CDV of Ta-Tanka-Nazin "Standing Buffalo Chief of the Sioux of Minnesota Massacre

$475.00Price

CDV of Ta-Tanka-Nazin "Standing Buffalo Chief of the Sioux of Minnesota Massacre. Standing Buffalo is seated in full native regalia with his tomahawk in hand this photo was orginally taken by Whitney's Gallery, St. Paul, Minnesota. This cdv is from A. W. Barker a photographer in Ottawa, Kansas who also did his own Native American photos as well as copies of other Native Images.

 

The Sioux Uprising took place in 1862. The Dakota War, or Sioux Uprising, was one of the last large scale attempts by Native Americans to expel white settlers from their territory. Denied rations and annuities promised by treaty in return for the forfeiture of the majority of their land, the Sioux decided that an armed revolt was the only option to save their people.

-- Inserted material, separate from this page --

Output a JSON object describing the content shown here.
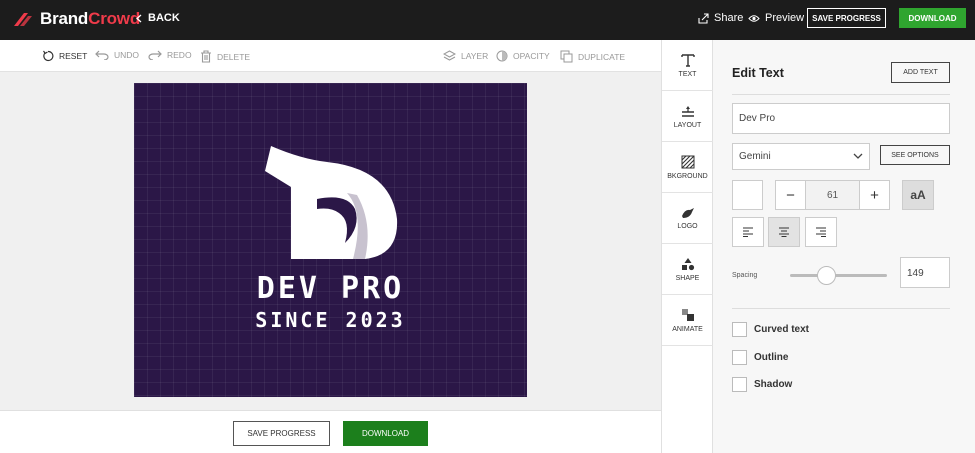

Dakota warriors in Minnesota felt the time was ripe for victory, as more and more American men joined the Union during the Civil War, leaving Minnesota largely unprotected by the American military. U.S. Army regiments recalled from the battlefields of the Civil War defeated the Sioux at Wood Lake on September 23, 1862. In the weeks following, U.S. Army Colonel Henry Hastings Sibley arrested more than 2,000 Santee Sioux and instituted a military commission that found 303 guilty of capital crimes under legally circumspect proceedings. President Lincoln upheld the convictions of thirty-eight Sioux and ordered their execution by hanging at Mankato, Minnesota, on December 26, 1862, the largest mass execution in U.S. history.